Saturday, March 25, 2023

Gas Stoves

Remember how America was up in arms about gas stoves?  Pepperidge Farm remembers, perhaps, but we don't.

We've forgotten about it now, because a whole month has passed and human beings are fickle and easily distracted.  But it was the hubbub-of-the-day for a couple of weeks, for all of the usual reasons.  It was a false, overdrawn narrative, like most manufactured crises.

A single unguarded comment from an EPA administrator was picked up, misrepresented, and blown wildly out of proportion by right wing media.  As close to half of American households cook with gas, and gas cooking only contributes 0.1% of America's harmful emissions, it's basically a non-issue, utterly marginal as a contributor to climate change.  For the far-right, though, that makes it perfect as a wedge issue.  You can rile hundreds of millions of citizens with the imagined threat that they'll be forced to replace a basic and expensive appliance.  That, and people actually prefer gas.  Electric ovens and cooktops are an inferior cooking experience.  I've had both, and there's just no comparison. 

For progressives, this became yet another opportunity to show that progressives have no idea how to pick their battles.  Is this a significant problem?  No.  Does pursuing the issue rile a substantial portion of the population?  It does.  But if the right is against it, then the left will be for it, and vicey versey, so once more into the breach!

For several weeks, every progressive I know was suddenly focused on the evils of gas stoves.  Opportunistic "studies" showed that gas stoves contributed to climate change.  "As much as 500,000 cars," one activist opined, without noting that America has over 250,000,000 registered vehicles.

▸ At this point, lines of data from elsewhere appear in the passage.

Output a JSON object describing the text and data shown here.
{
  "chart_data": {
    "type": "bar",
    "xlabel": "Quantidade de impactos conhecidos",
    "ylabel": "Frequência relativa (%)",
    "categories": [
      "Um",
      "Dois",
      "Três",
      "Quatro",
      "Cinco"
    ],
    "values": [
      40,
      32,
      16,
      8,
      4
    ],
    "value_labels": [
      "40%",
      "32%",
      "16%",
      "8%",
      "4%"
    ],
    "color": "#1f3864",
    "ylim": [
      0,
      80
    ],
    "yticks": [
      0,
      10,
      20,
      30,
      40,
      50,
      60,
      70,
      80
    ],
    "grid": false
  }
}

Again, that's zero point one percent.

And sure, spaces where you regularly cook with every industrial kitchen in every restaurant everywhere...should be well ventilated.  Particulate emissions are a thing, and the data there about health impacts is real and acknowledged by all.  

But our primary areas for significant reduction of fossil fuel use are transportation, agriculture, and home heating.  In those areas, increases in efficiency or transitions to less polluting electric options can have a large impact. 

In the long struggle to adapt to climate change and reduce its impact, we'll need to keep our eyes on the prize, rather than chasing after every single little thing.